Von Helga Hirsch

Budapest

Fast haben sie ihre Rollen schon getauscht. "Wenn ich in der Regierung säße...", räsoniert der liberale Oppositionsführer Gabor Kuncze in einer Wahlsendung, und Gyula Horn, der andere Oppositionsführer und sozialistische Spitzenkandidat, sekundiert ihm nach Kräften. Der amtierende Ministerpräsident Peter Boross kontert sofort: "Wenn ich in der Opposition wäre...", denkt er laut vor sich hin und kündigt "harte Kontrollen" an. Sie scheinen sich schon abgefunden zu haben mit den erdrutschartigen Verschiebungen im ungarischen Machtgefüge, die Meinungsforscher für die Parlamentswahlen am 8. und 29. Mai prognostizieren.

Vor vier Jahren wurden die Exkommunisten voller Verachtung ins politische Ghetto geschickt, jetzt dürfen sie auf etwa vierzig Prozent der Stimmen hoffen. Das damals siegreiche konservative Demokratische Forum (MDF) hingegen schrumpft voraussichtlich um die Hälfte auf gut zehn Prozent. Wie schon in Litauen und Polen saugt die alte Linke Honig aus den Schwierigkeiten des Übergangs vom Sozialismus zum Kapitalismus – und aus den Fehlern der neuen Rechten: Der Sieg fällt den Sozialisten fast in den Schoß.

Vergeblich werben und drohen die Spitzenpolitiker der Regierung in allerletzter Minute. Wollten die Wähler 1990 nicht selbst den behutsamen, schrittweisen Übergang? Warum, fragt Innenminister Imre Konya gereizt, gewähren sie der Koalition nicht mehr dieselbe Geduld "wie in den letzten vier Jahren?" Der Wechsel sei doch noch nicht abgeschlossen! Doch vielen klingt das inzwischen wie Hohn. Ja, einen behutsamen, schrittweisen Übergang hatten die Ungarn gewollt. Aber keine Unentschiedenheit, keine Inkompetenz, keine Vetternwirtschaft.

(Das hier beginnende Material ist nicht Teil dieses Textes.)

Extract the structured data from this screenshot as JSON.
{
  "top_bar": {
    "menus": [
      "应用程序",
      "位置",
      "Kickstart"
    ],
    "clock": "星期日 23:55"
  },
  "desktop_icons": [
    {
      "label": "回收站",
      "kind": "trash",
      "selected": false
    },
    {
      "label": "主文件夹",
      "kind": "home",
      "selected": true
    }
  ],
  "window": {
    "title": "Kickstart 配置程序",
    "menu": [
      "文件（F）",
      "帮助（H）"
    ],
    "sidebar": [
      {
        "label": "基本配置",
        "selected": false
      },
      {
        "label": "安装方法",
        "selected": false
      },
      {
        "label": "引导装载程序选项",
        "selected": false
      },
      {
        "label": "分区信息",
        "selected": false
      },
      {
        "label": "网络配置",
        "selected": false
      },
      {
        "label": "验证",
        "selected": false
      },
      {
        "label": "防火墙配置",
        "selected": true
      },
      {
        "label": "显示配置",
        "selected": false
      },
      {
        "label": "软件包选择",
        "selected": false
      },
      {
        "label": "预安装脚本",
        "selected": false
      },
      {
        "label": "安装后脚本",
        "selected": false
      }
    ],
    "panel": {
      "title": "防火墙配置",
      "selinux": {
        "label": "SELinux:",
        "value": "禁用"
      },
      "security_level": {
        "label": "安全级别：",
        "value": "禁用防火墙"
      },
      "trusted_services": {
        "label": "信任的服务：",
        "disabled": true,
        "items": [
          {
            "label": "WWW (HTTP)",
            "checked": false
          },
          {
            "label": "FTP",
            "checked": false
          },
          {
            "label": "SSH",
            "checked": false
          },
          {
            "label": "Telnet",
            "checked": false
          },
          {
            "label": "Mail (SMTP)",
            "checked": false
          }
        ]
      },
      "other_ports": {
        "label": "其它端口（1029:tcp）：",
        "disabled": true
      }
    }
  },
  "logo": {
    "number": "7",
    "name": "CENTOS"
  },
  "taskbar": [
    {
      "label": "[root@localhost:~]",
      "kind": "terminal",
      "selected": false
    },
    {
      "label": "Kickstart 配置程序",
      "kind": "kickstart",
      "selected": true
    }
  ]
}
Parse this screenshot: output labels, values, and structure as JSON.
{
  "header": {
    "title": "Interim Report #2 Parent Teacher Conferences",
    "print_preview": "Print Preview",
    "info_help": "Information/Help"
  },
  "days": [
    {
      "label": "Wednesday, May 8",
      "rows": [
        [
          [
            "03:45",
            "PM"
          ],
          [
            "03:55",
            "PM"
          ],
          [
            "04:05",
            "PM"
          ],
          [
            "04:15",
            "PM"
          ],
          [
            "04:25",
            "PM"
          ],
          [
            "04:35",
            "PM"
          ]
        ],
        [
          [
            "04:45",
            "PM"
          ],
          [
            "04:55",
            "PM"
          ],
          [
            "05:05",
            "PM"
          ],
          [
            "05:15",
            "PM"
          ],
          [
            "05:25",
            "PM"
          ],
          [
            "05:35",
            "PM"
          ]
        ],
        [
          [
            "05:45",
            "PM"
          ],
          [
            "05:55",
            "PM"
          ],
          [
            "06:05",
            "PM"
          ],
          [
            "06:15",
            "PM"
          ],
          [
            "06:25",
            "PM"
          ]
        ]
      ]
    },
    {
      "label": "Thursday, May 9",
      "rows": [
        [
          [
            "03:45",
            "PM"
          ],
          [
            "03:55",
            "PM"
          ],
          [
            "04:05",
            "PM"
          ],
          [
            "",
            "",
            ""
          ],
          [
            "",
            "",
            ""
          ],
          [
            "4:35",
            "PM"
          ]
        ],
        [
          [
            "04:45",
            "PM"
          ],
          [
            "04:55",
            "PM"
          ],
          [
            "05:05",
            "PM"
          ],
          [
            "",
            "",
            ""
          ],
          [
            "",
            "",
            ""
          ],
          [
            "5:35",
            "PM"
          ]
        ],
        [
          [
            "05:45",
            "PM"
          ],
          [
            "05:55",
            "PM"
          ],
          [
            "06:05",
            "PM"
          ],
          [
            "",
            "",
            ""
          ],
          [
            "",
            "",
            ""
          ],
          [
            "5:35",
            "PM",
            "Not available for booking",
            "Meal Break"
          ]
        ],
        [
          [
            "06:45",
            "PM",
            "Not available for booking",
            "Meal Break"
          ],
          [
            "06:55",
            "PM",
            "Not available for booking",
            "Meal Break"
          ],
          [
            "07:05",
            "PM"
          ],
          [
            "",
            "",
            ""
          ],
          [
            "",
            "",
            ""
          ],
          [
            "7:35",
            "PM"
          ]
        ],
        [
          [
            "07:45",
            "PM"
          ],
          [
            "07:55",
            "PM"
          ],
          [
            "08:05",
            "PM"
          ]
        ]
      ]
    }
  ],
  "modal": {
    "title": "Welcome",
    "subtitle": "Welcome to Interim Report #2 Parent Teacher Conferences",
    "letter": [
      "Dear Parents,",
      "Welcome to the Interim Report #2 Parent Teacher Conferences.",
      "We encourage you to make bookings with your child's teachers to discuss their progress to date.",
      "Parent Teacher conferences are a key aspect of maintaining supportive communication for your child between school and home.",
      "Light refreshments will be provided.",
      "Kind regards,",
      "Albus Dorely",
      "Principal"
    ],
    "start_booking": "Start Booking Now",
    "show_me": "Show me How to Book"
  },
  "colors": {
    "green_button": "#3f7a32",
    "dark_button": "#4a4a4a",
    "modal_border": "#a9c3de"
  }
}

Noch in der Zeit des Umbruchs 1989/90 hatte sich das Demokratische Forum äußerst kompromißbereit mit den Reformkommunisten auf Übergangslösungen verständigt. Doch gleich nach den Wahlen im Frühjahr 1990 vollführte es eine grandiose Kehrtwendung: Nation, Religion und Tradition rückten ins Zentrum ihrer Politik. Wer das Ungartum nicht strahlend und unbefleckt darstellte, der wurde als Parteigänger der Kommunisten, als Nestbeschmutzer und Landesverräter oder als ein unsicheres, kosmopolitisches Element geziehen.

Konservative Rechte und extreme Nationalisten im MDF waren bald kaum noch zu unterscheiden. Der inzwischen verstorbene Ministerpräsident Jószef Antall warf den antisemitischen Flügel um István Csurka erst spät aus der Partei, gegenüber faschistischen Horthy-Traditionen und irredentistischen Wunschträumen verhielt er sich äußerst zweideutig. "Ich bin der Ministerpräsident von fünfzehn Millionen", verkündete er, obwohl der ungarische Staat nur elf Millionen Bürger zählt und der Rest als Minderheit in den Nachbarländern lebt.